I still remember vividly the day in 1945 when the news came thru the radio that America had invented a bomb, only the size of a man's fist (so the story went), which was so powerful that just one of these bombs can wipe out an entire city, and America had just dropped one on a Japanese city! I still remember the wild rejoicing. We all assumed that America, the country of miracles, would make hundreds of these bombs and drop them all over Japan and wipe that country off the face of the earth.

To this day, every August 6th, I celebrate Hiroshima Day.

5-0 out of 5 stars YOU HAVE TO GET THIS BOOK!
We read this book in a Non Fiction class that I took. I never would have known to read it otherwise, but I couldn't put it down. Every single story in there is shocking and amazing. This is the stuff they don't teach you in school. The stories are written by bomb victims from Hiroshima, villagers who were told to run at the enemy with grenades and become human bombs, doctors who preformed horrible opperations on the chinese during their occupation, wives of kamakaze pilots, and so many more.

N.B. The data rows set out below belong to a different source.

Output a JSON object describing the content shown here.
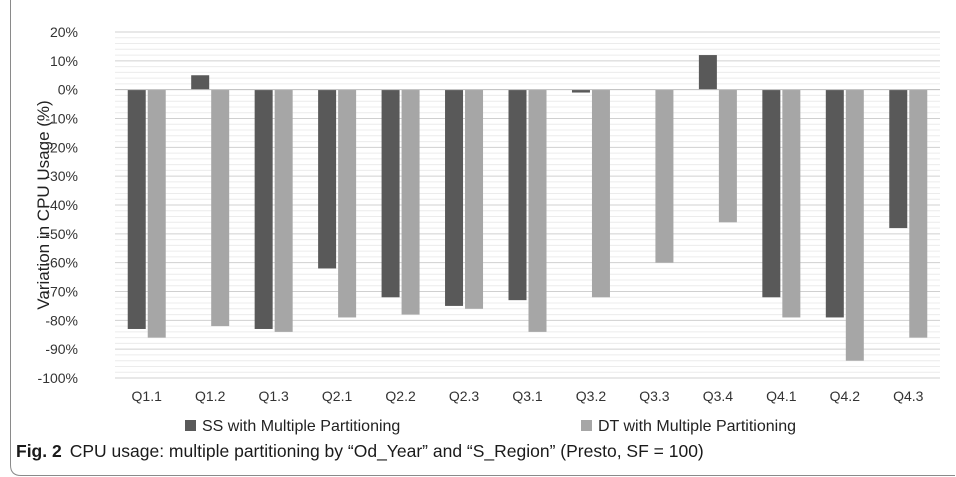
{
  "chart_data": {
    "type": "bar",
    "title": "",
    "xlabel": "",
    "ylabel": "Variation in CPU Usage (%)",
    "ylim": [
      -100,
      20
    ],
    "yticks": [
      20,
      10,
      0,
      -10,
      -20,
      -30,
      -40,
      -50,
      -60,
      -70,
      -80,
      -90,
      -100
    ],
    "ytick_labels": [
      "20%",
      "10%",
      "0%",
      "-10%",
      "-20%",
      "-30%",
      "-40%",
      "-50%",
      "-60%",
      "-70%",
      "-80%",
      "-90%",
      "-100%"
    ],
    "grid": true,
    "legend_position": "bottom",
    "categories": [
      "Q1.1",
      "Q1.2",
      "Q1.3",
      "Q2.1",
      "Q2.2",
      "Q2.3",
      "Q3.1",
      "Q3.2",
      "Q3.3",
      "Q3.4",
      "Q4.1",
      "Q4.2",
      "Q4.3"
    ],
    "series": [
      {
        "name": "SS with Multiple Partitioning",
        "color": "#595959",
        "values": [
          -83,
          5,
          -83,
          -62,
          -72,
          -75,
          -73,
          -1,
          0,
          12,
          -72,
          -79,
          -48
        ]
      },
      {
        "name": "DT with Multiple Partitioning",
        "color": "#a6a6a6",
        "values": [
          -86,
          -82,
          -84,
          -79,
          -78,
          -76,
          -84,
          -72,
          -60,
          -46,
          -79,
          -94,
          -86
        ]
      }
    ]
  },
  "caption": {
    "label": "Fig. 2",
    "text": "CPU usage: multiple partitioning by “Od_Year” and “S_Region” (Presto, SF = 100)"
  }
}
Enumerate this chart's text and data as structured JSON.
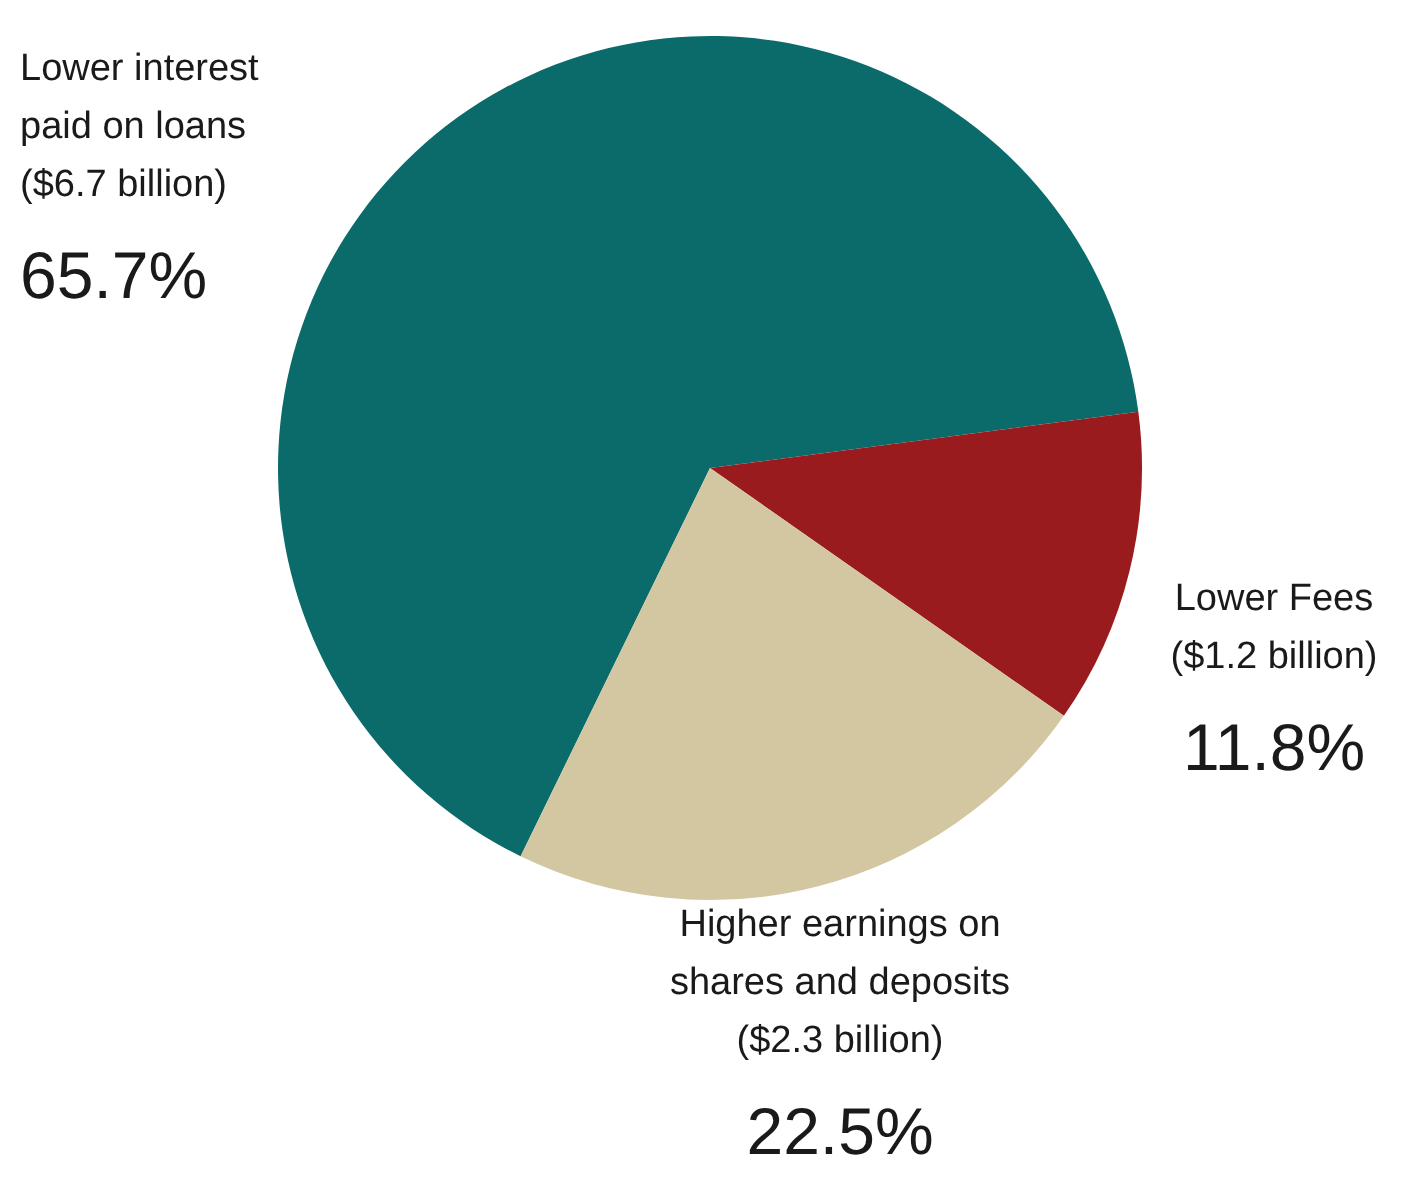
{
  "chart_data": {
    "type": "pie",
    "categories": [
      "Lower interest paid on loans ($6.7 billion)",
      "Lower Fees ($1.2 billion)",
      "Higher earnings on shares and deposits ($2.3 billion)"
    ],
    "values": [
      65.7,
      11.8,
      22.5
    ],
    "colors": [
      "#0b6b6b",
      "#9a1b1e",
      "#d2c7a1"
    ],
    "value_labels": [
      "65.7%",
      "11.8%",
      "22.5%"
    ],
    "legend": false
  }
}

I'd recommend it to anyone, and have given it as a gift several times. If you like to know the story behind the "story" then this book is perfect.

5-0 out of 5 stars Destined to become a classic
There is no lack of oral histories of the Second World War as seen by American, British, German, or even Russian participants. It is another matter when one comes to the Japanese. This book is the first important oral history to be presented exclusively from the Japanese side.

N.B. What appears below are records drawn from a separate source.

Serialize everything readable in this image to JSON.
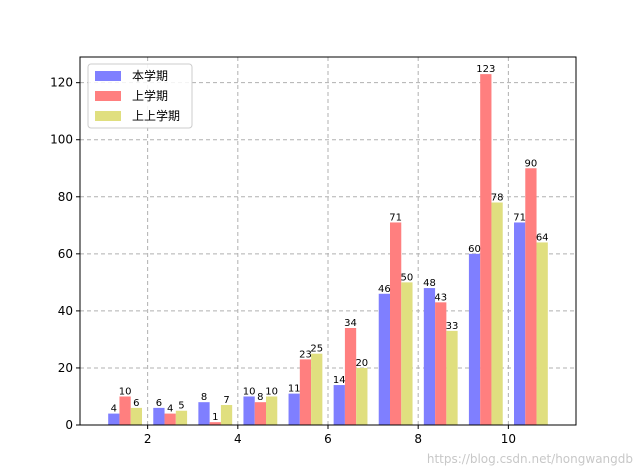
{
  "chart_data": {
    "type": "bar",
    "x": [
      1.5,
      2.5,
      3.5,
      4.5,
      5.5,
      6.5,
      7.5,
      8.5,
      9.5,
      10.5
    ],
    "xticks": [
      2,
      4,
      6,
      8,
      10
    ],
    "yticks": [
      0,
      20,
      40,
      60,
      80,
      100,
      120
    ],
    "ylim": [
      0,
      129
    ],
    "xlim": [
      0.5,
      11.5
    ],
    "grid": true,
    "legend_position": "top-left",
    "series": [
      {
        "name": "本学期",
        "color": "#7f7fff",
        "values": [
          4,
          6,
          8,
          10,
          11,
          14,
          46,
          48,
          60,
          71
        ]
      },
      {
        "name": "上学期",
        "color": "#ff7f7f",
        "values": [
          10,
          4,
          1,
          8,
          23,
          34,
          71,
          43,
          123,
          90
        ]
      },
      {
        "name": "上上学期",
        "color": "#e0df7f",
        "values": [
          6,
          5,
          7,
          10,
          25,
          20,
          50,
          33,
          78,
          64
        ]
      }
    ]
  },
  "watermark": "https://blog.csdn.net/hongwangdb"
}
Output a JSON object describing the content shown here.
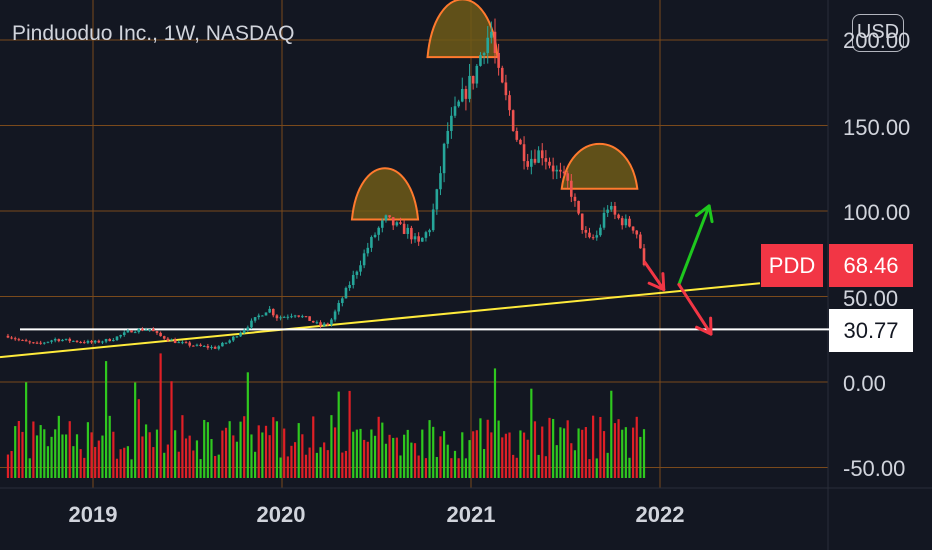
{
  "header": {
    "ticker_title": "Pinduoduo Inc., 1W, NASDAQ"
  },
  "toolbar": {
    "currency_label": "USD"
  },
  "price_axis": {
    "labels": [
      "200.00",
      "150.00",
      "100.00",
      "50.00",
      "0.00",
      "-50.00"
    ]
  },
  "time_axis": {
    "labels": [
      "2019",
      "2020",
      "2021",
      "2022"
    ]
  },
  "badges": {
    "symbol": "PDD",
    "last_price": "68.46",
    "support_level": "30.77"
  },
  "colors": {
    "background": "#131722",
    "grid": "#7a4a1c",
    "up": "#26a69a",
    "down": "#ef5350",
    "volume_up": "#2fc81f",
    "volume_down": "#e01f26",
    "trendline": "#ffeb3b",
    "support_line": "#ffffff",
    "pattern_fill": "#6e5a17",
    "pattern_stroke": "#ff7a2e",
    "arrow_up": "#1ec81e",
    "arrow_down": "#f23645",
    "badge_red": "#f23645"
  },
  "chart_data": {
    "type": "candlestick",
    "title": "Pinduoduo Inc., 1W, NASDAQ",
    "xlabel": "",
    "ylabel": "",
    "ylim": [
      -55,
      215
    ],
    "x_ticks": [
      2019,
      2020,
      2021,
      2022
    ],
    "y_ticks": [
      200,
      150,
      100,
      50,
      0,
      -50
    ],
    "grid": true,
    "price_path": [
      [
        2018.55,
        27
      ],
      [
        2018.62,
        24
      ],
      [
        2018.7,
        22
      ],
      [
        2018.8,
        25
      ],
      [
        2018.9,
        24
      ],
      [
        2019.0,
        23
      ],
      [
        2019.1,
        25
      ],
      [
        2019.2,
        30
      ],
      [
        2019.3,
        31
      ],
      [
        2019.35,
        27
      ],
      [
        2019.45,
        23
      ],
      [
        2019.55,
        21
      ],
      [
        2019.65,
        20
      ],
      [
        2019.72,
        24
      ],
      [
        2019.8,
        31
      ],
      [
        2019.87,
        38
      ],
      [
        2019.93,
        43
      ],
      [
        2019.97,
        38
      ],
      [
        2020.0,
        38
      ],
      [
        2020.07,
        40
      ],
      [
        2020.15,
        36
      ],
      [
        2020.2,
        33
      ],
      [
        2020.25,
        34
      ],
      [
        2020.3,
        45
      ],
      [
        2020.37,
        60
      ],
      [
        2020.45,
        78
      ],
      [
        2020.5,
        88
      ],
      [
        2020.55,
        95
      ],
      [
        2020.62,
        90
      ],
      [
        2020.67,
        88
      ],
      [
        2020.72,
        80
      ],
      [
        2020.78,
        90
      ],
      [
        2020.82,
        110
      ],
      [
        2020.87,
        145
      ],
      [
        2020.92,
        158
      ],
      [
        2020.97,
        170
      ],
      [
        2021.02,
        180
      ],
      [
        2021.07,
        199
      ],
      [
        2021.11,
        205
      ],
      [
        2021.14,
        180
      ],
      [
        2021.2,
        160
      ],
      [
        2021.25,
        140
      ],
      [
        2021.3,
        130
      ],
      [
        2021.37,
        135
      ],
      [
        2021.45,
        123
      ],
      [
        2021.52,
        115
      ],
      [
        2021.57,
        96
      ],
      [
        2021.62,
        82
      ],
      [
        2021.67,
        86
      ],
      [
        2021.72,
        103
      ],
      [
        2021.77,
        96
      ],
      [
        2021.82,
        93
      ],
      [
        2021.87,
        90
      ],
      [
        2021.92,
        68.46
      ]
    ],
    "volume_range": [
      2018.55,
      2021.92
    ],
    "last_price": 68.46,
    "support_level": 30.77,
    "trendline": [
      [
        2018.55,
        15
      ],
      [
        2022.55,
        58
      ]
    ],
    "patterns": [
      {
        "type": "head-and-shoulders-arc",
        "x": [
          2020.37,
          2020.72
        ],
        "base": 95,
        "peak": 135
      },
      {
        "type": "head-and-shoulders-arc",
        "x": [
          2020.77,
          2021.14
        ],
        "base": 190,
        "peak": 235
      },
      {
        "type": "head-and-shoulders-arc",
        "x": [
          2021.48,
          2021.88
        ],
        "base": 113,
        "peak": 148
      }
    ],
    "annotations": [
      {
        "type": "arrow",
        "direction": "down",
        "color": "red",
        "from": [
          2021.92,
          70
        ],
        "to": [
          2022.02,
          54
        ]
      },
      {
        "type": "arrow",
        "direction": "up",
        "color": "green",
        "from": [
          2022.1,
          57
        ],
        "to": [
          2022.26,
          103
        ]
      },
      {
        "type": "arrow",
        "direction": "down",
        "color": "red",
        "from": [
          2022.1,
          57
        ],
        "to": [
          2022.27,
          28
        ]
      }
    ]
  }
}
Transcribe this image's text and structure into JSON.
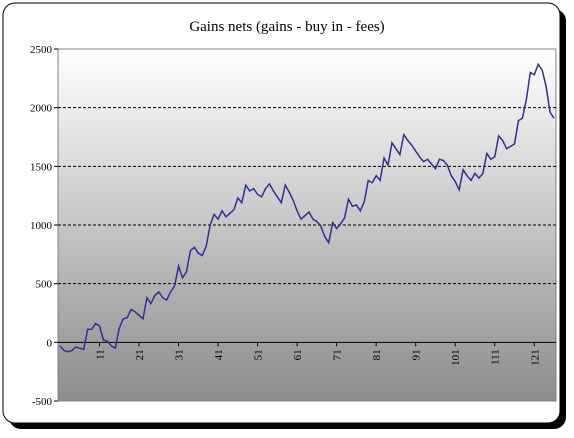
{
  "chart_data": {
    "type": "line",
    "title": "Gains nets (gains - buy in - fees)",
    "x": [
      1,
      2,
      3,
      4,
      5,
      6,
      7,
      8,
      9,
      10,
      11,
      12,
      13,
      14,
      15,
      16,
      17,
      18,
      19,
      20,
      21,
      22,
      23,
      24,
      25,
      26,
      27,
      28,
      29,
      30,
      31,
      32,
      33,
      34,
      35,
      36,
      37,
      38,
      39,
      40,
      41,
      42,
      43,
      44,
      45,
      46,
      47,
      48,
      49,
      50,
      51,
      52,
      53,
      54,
      55,
      56,
      57,
      58,
      59,
      60,
      61,
      62,
      63,
      64,
      65,
      66,
      67,
      68,
      69,
      70,
      71,
      72,
      73,
      74,
      75,
      76,
      77,
      78,
      79,
      80,
      81,
      82,
      83,
      84,
      85,
      86,
      87,
      88,
      89,
      90,
      91,
      92,
      93,
      94,
      95,
      96,
      97,
      98,
      99,
      100,
      101,
      102,
      103,
      104,
      105,
      106,
      107,
      108,
      109,
      110,
      111,
      112,
      113,
      114,
      115,
      116,
      117,
      118,
      119,
      120,
      121,
      122,
      123,
      124,
      125,
      126
    ],
    "values": [
      -30,
      -70,
      -80,
      -70,
      -40,
      -50,
      -60,
      110,
      110,
      160,
      140,
      20,
      10,
      -30,
      -50,
      120,
      200,
      210,
      280,
      260,
      230,
      200,
      380,
      330,
      400,
      430,
      380,
      360,
      430,
      480,
      650,
      550,
      600,
      780,
      810,
      760,
      740,
      820,
      1000,
      1090,
      1050,
      1120,
      1070,
      1100,
      1130,
      1230,
      1190,
      1340,
      1290,
      1310,
      1260,
      1240,
      1310,
      1350,
      1290,
      1240,
      1190,
      1340,
      1280,
      1210,
      1120,
      1050,
      1080,
      1110,
      1050,
      1030,
      990,
      900,
      850,
      1020,
      970,
      1010,
      1060,
      1220,
      1160,
      1170,
      1120,
      1200,
      1380,
      1360,
      1420,
      1380,
      1570,
      1510,
      1700,
      1650,
      1600,
      1770,
      1720,
      1680,
      1630,
      1580,
      1540,
      1560,
      1520,
      1480,
      1560,
      1550,
      1510,
      1420,
      1370,
      1300,
      1470,
      1420,
      1380,
      1440,
      1400,
      1440,
      1610,
      1560,
      1580,
      1760,
      1720,
      1650,
      1670,
      1690,
      1890,
      1910,
      2070,
      2300,
      2280,
      2370,
      2320,
      2180,
      1960,
      1910
    ],
    "color": "#2e3192",
    "xlim": [
      0.5,
      126.5
    ],
    "xticks": [
      11,
      21,
      31,
      41,
      51,
      61,
      71,
      81,
      91,
      101,
      111,
      121
    ],
    "ylim": [
      -500,
      2500
    ],
    "yticks": [
      -500,
      0,
      500,
      1000,
      1500,
      2000,
      2500
    ],
    "grid": true
  }
}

The Cooks present dozens of oral histories that are virtually unedited, presenting each interviewee's story just as it was told. The oral histories are grouped into chapters roughly by time period or theme, and each chapter has a succinct introduction that puts the oral histories that follow into their wider historical perspective. Each oral history is introduced with a very brief description of the interviewee, with a minimum of footnotes, often to writings previously published by the interviewee himself.

Because the histories are presented verbatim, one reads each of these stories of the war precisely as the teller of the story wants to remember it, complete with biases and fifty years of selective memory. Being already familiar with the broad historical events of the war, I found this utterly fascinating. There is the convicted war criminal who denies the Rape of Nanking took place, and adamantly refuses to admit that the white objects on the ground in his own collection of photographs are actually dead corpses. Then there is the military doctor who "remembered" performing practice surgery on unanaesthetized Chinese prisoners only after four years of Chinese Communist brainwashing. There's good reason to believe that such atrocities occurred, but did the Chinese force the doctor to recall a repressed memory of a real even, or did they just implant a false memory?

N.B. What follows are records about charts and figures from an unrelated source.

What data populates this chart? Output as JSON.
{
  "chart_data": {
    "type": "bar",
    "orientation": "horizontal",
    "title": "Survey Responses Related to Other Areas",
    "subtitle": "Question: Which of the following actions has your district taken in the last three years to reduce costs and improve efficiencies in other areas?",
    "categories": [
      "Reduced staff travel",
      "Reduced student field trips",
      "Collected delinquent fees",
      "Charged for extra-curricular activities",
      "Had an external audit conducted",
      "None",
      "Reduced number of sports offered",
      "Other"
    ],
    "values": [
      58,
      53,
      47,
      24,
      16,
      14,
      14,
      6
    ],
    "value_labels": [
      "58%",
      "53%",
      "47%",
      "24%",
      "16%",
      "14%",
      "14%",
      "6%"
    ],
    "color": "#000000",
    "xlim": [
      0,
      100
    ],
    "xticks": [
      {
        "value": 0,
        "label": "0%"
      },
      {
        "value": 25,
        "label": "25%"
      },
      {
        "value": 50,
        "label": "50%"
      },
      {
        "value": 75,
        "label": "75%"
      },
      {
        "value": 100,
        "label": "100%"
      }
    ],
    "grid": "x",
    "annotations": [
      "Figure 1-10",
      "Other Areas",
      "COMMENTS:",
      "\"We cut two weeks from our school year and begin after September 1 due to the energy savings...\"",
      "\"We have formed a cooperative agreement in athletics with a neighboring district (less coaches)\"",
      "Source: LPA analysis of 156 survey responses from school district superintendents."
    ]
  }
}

There is the Japanese prisoner of war who helped write propaganda leaflets for the Americans and who recalls his time in America as a POW as one of the happiest in his life. And then there is the Okinawan who tells of crushing his own mother's skull with a rock, because the Japanese military had convinced his family that the Americans were demons who would do unspeakable things to anyone unfortunate enough to fall into their hands alive.

One gets a sense of a people that were totally disconnected from the real war situation, and of a military that completely desensitized its members. There is a dreamlike, or perhaps I should say nightmarish, quality to almost all the interviews. The power of the book lies in the juxtaposition of so many recollections, filled with so many contradictory observations. Sometimes the contradictions are found in the same history, as is the case for the nurse who believes the Americans used poison gas in the battle for Okinawa, but who also professes astonishment at the excellent treatment she received after falling into their hands.

The accounts of the firebombing of Tokyo or the atomic attack on Hiroshima are naturally painful for an American to read. What is astonishing is how little malice the victims feel towards their attackers. There is one victim from Hiroshima who expresses horror that the United States still maintains a nuclear arsenal, but for most of the others the reaction is more like a shrug: "It was war."